As Art of Living participants, we are not supposed to openly discuss our practice with outsiders. You are supposed to be a trained and certified instructor to impart sudarshan kriya or Sahaj Samadhi meditation. The comments here are meant as a general orientation to the practice for those thinking about taking the course. It should not be construed as a recommendation or instructions for the practice.
In June 2004, I took the meditation course from Michael Fishman. Only a few instructors, personally trained by Sri Sri, are allowed to teach the course. It stretches over four evenings with about two-hours each session. It’s less demanding than the introduction course in terms of time and emotional investment. Sahaj Samadhi means “natural enlightenment” in Sanskrit. It is a mantra-based meditation system so you are given a mantra or sacred word that you will repeat silent to invoke meditation. You are not supposed to share it with anyone else.
Sri Sri explains the crux of the practice:
“Meditating is the delicate art of doing nothing – letting go of everything and being who you are.”
Like most of Art of Living’s training, the course provides clear, easy-to-follow instructions, simple dos and don’ts, and a narrow focus meant to lower expectations. The Art of Living Foundation’s approach seems to be to get the maximum benefit of the practice with the minimum risk for relative novices. As Michael Fishman told us, we were not going to be ascetics sitting in a mountain cave devoting our entire day to prayers and meditation. It seems to me that Art of Living is adapting yogic practices to modern life, in which practitioners have to earn a living, pick up the kids from soccer and clean the house. Therefore, we should not be expected to cut off large chunks of time. But still, it’s crucial to have a daily practice so the time does add up and the practice requires dedication and discipline.
How it works
I have a daily routine of 20-minutes pranayama and kriya in the morning so I add another 20 minutes of meditation is added with a cool-down exercise. It’s easy to flow from the breath work into meditation. At the end of meditation, you use atlernate-nostril breathing (Nadi Sodhana) to ease yourself back into normal life. Art of Living doctrine also requires that you meditate another 20 mintues later in the day, at the latest before supper. Always do your Art of Living routines on an empty stomach. In the evening session, I usually do a short pranayama exercise to shift me into meditation mode.
Most people think that there must be something complicated about meditating — there is not. What it does require is discipline and a knack for shutting off the mental babble that passes for thinking. The different meditative methods are really ways of turning off the monkey mind. Insight (or vipassana) meditation, for instance, focuses on the breath as an anchor for the practice. Whenever the mind strays, you focus it back on the breath. In Sahaj Samadhi, the anchor is the mantra.
During the course, there was lots of handholding and patience with the students, answering score of questions that ranged from the operational (“Should I shower before or after my morning practice?”) to ideological (“If Sri Sri recognizes Maharishi Maheshyogi as his master and practiced Transcendental Meditation, why does he now practice Sahaj Samadhi Meditation?”).
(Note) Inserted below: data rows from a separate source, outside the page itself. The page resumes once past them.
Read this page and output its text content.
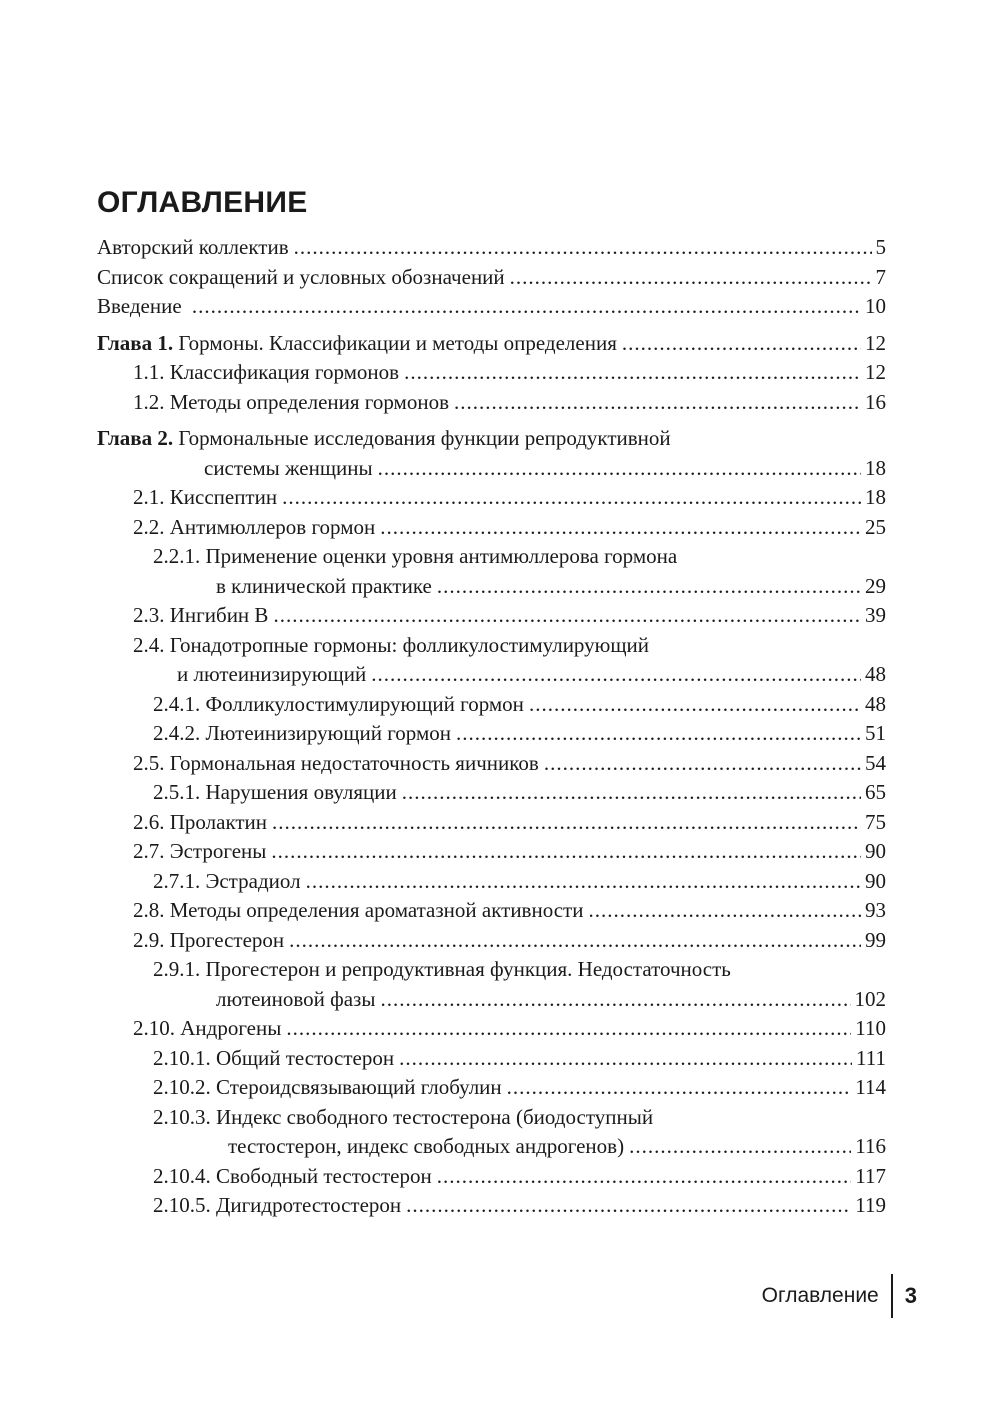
ОГЛАВЛЕНИЕ
Авторский коллектив .....	5
Список сокращений и условных обозначений .....	7
Введение .....	10
Глава 1. Гормоны. Классификации и методы определения .....	12
1.1. Классификация гормонов .....	12
1.2. Методы определения гормонов .....	16
Глава 2. Гормональные исследования функции репродуктивной
системы женщины .....	18
2.1. Кисспептин .....	18
2.2. Антимюллеров гормон .....	25
2.2.1. Применение оценки уровня антимюллерова гормона
в клинической практике .....	29
2.3. Ингибин B .....	39
2.4. Гонадотропные гормоны: фолликулостимулирующий
и лютеинизирующий .....	48
2.4.1. Фолликулостимулирующий гормон .....	48
2.4.2. Лютеинизирующий гормон .....	51
2.5. Гормональная недостаточность яичников .....	54
2.5.1. Нарушения овуляции .....	65
2.6. Пролактин .....	75
2.7. Эстрогены .....	90
2.7.1. Эстрадиол .....	90
2.8. Методы определения ароматазной активности .....	93
2.9. Прогестерон .....	99
2.9.1. Прогестерон и репродуктивная функция. Недостаточность
лютеиновой фазы .....	102
2.10. Андрогены .....	110
2.10.1. Общий тестостерон .....	111
2.10.2. Стероидсвязывающий глобулин .....	114
2.10.3. Индекс свободного тестостерона (биодоступный
тестостерон, индекс свободных андрогенов) .....	116
2.10.4. Свободный тестостерон .....	117
2.10.5. Дигидротестостерон .....	119
Оглавление 3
Fishman provided a framework for meditation and its integration in our lives. He also discussed why Sahaj Samadhi Meditation works and what meditation is not — it is not hearing the voice of God or the prophets; it is not seeing visions, and it is not pondering the fate of the world. This technique is not aimed for a swami sitting in a cave on a Tibetan mountain. For Art of Living, daily meditation is a kind of spiritual hygiene — like flossing your teeth — for relieving stress. At its optimum, it’s an encounter with the divine within us.
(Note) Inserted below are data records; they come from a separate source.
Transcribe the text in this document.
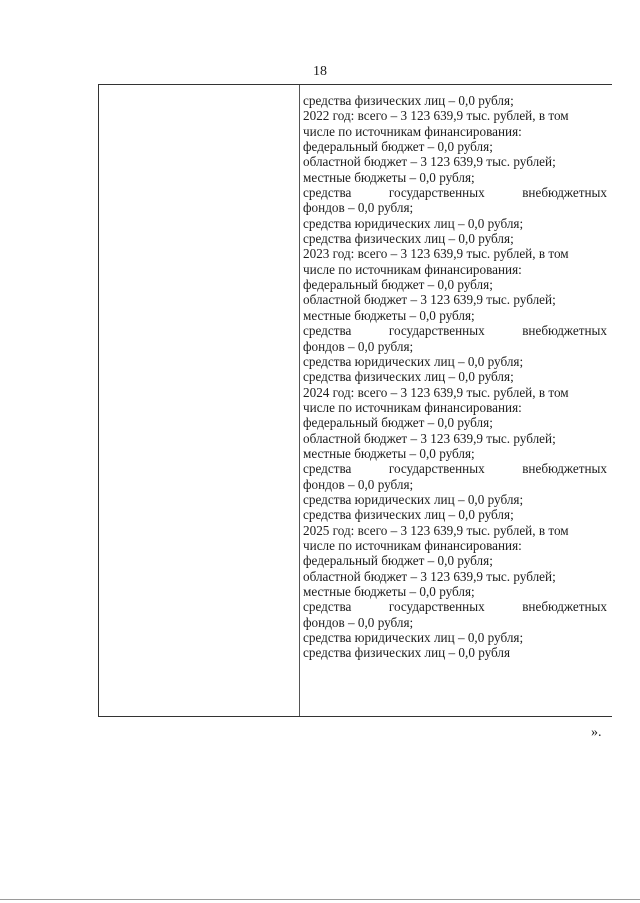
18
средства физических лиц – 0,0 рубля;
2022 год: всего – 3 123 639,9 тыс. рублей, в том
числе по источникам финансирования:
федеральный бюджет – 0,0 рубля;
областной бюджет – 3 123 639,9 тыс. рублей;
местные бюджеты – 0,0 рубля;
средства	государственных	внебюджетных
фондов – 0,0 рубля;
средства юридических лиц – 0,0 рубля;
средства физических лиц – 0,0 рубля;
2023 год: всего – 3 123 639,9 тыс. рублей, в том
числе по источникам финансирования:
федеральный бюджет – 0,0 рубля;
областной бюджет – 3 123 639,9 тыс. рублей;
местные бюджеты – 0,0 рубля;
средства	государственных	внебюджетных
фондов – 0,0 рубля;
средства юридических лиц – 0,0 рубля;
средства физических лиц – 0,0 рубля;
2024 год: всего – 3 123 639,9 тыс. рублей, в том
числе по источникам финансирования:
федеральный бюджет – 0,0 рубля;
областной бюджет – 3 123 639,9 тыс. рублей;
местные бюджеты – 0,0 рубля;
средства	государственных	внебюджетных
фондов – 0,0 рубля;
средства юридических лиц – 0,0 рубля;
средства физических лиц – 0,0 рубля;
2025 год: всего – 3 123 639,9 тыс. рублей, в том
числе по источникам финансирования:
федеральный бюджет – 0,0 рубля;
областной бюджет – 3 123 639,9 тыс. рублей;
местные бюджеты – 0,0 рубля;
средства	государственных	внебюджетных
фондов – 0,0 рубля;
средства юридических лиц – 0,0 рубля;
средства физических лиц – 0,0 рубля
».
I’ve learned a few things that underscore my practice:
- I put in the time. I meditate on schedule and within the alloted time.
- I keep my expectations low.
- I remain open to whatever comes.
My biggest discovery was that I was really in control of my meditation. No one can tell me if I’m meditating correctly or not. If I want, I can still there and count backwards from 100. I can daydream. Only I can calm my mind, move it towards stillness and turn my gaze inward. Of course, it frequently hard to quiet down the monkey mind, a term used by Buddha himself to describe the mind’s
At the other end of the meditative state from monkey mind is sleep. The restful, silent condition of meditation is conducsive to sleep so it’s a kind of stalking prankster, waiting for the mind to lose its wakeful vigilance and slip into slumber.